Cary vehemently denied that there was any such struggle or that magazine editors adjusted the methodology for any reason other than to produce the best list possible. Although editors were surprised to see Caltech ranked so high, Cary said, they instantly agreed "to stand behind the list and our methodology." Since then, he said, they have adjusted the methodology to ensure that schools with unusually high research budgets do not have an unfair advantage.

As the consultants' report notes, the U.S. News rankings use 16 measures, including graduation rate, class size, faculty salaries, student test scores, high school class standing, educational expenditures and alumni giving rate. The greatest weight -- 25 percent of the total -- is given to academic reputation as measured by a survey of university presidents and deans.

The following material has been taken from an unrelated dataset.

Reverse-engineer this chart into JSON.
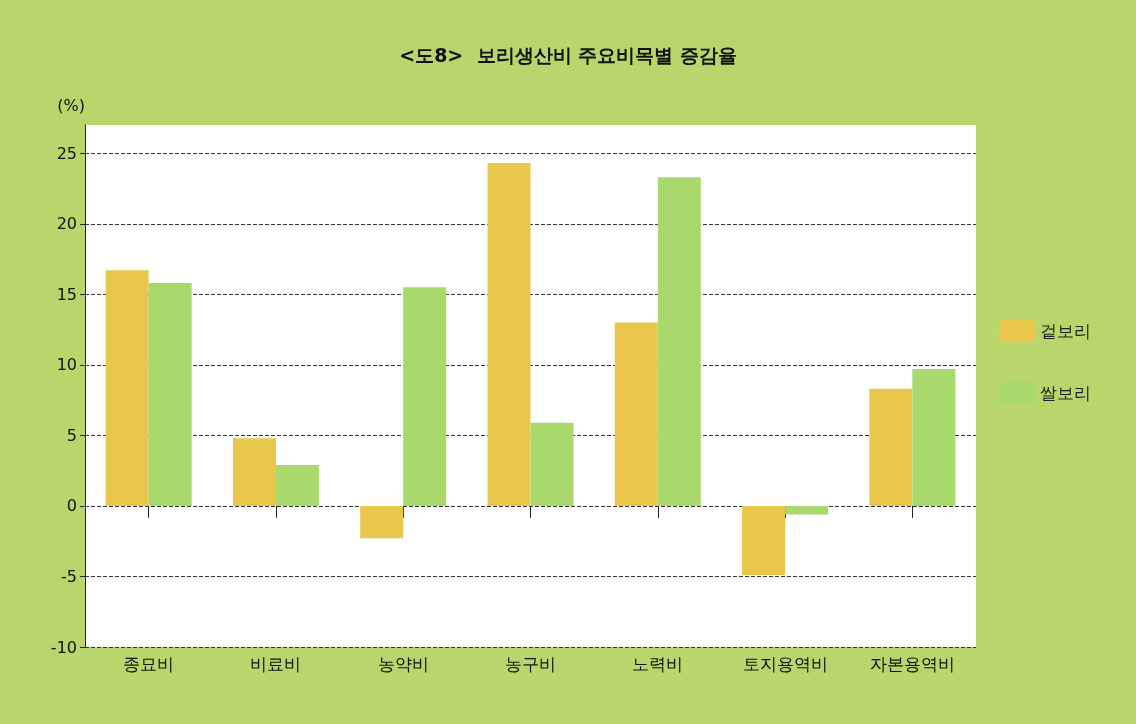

The consultants' report joined other experts in complimenting the magazine for forcing universities to calculate these factors in the same way, reducing confusion for students and their families who try to make comparisons. Robert Morse, U.S. News' director of data research, said he joined the magazine's editors in rejecting the recommendation to stop adjusting the methodology except for a review by experts every five to seven years. "That just wouldn't be the way to run an analytical exercise," he said.

Cary said he and Morse agree with the report that it would be good to include survey data on "student experiences outside the classroom and their degree of involvement in the life of the college" -- a change strongly endorsed by Thompson.

But they note that after the report suggested this, it went on to say that "we can think of no way in which such data could be collected at a scale that would be statistically defensible but not at the same time bankrupt U.S. News."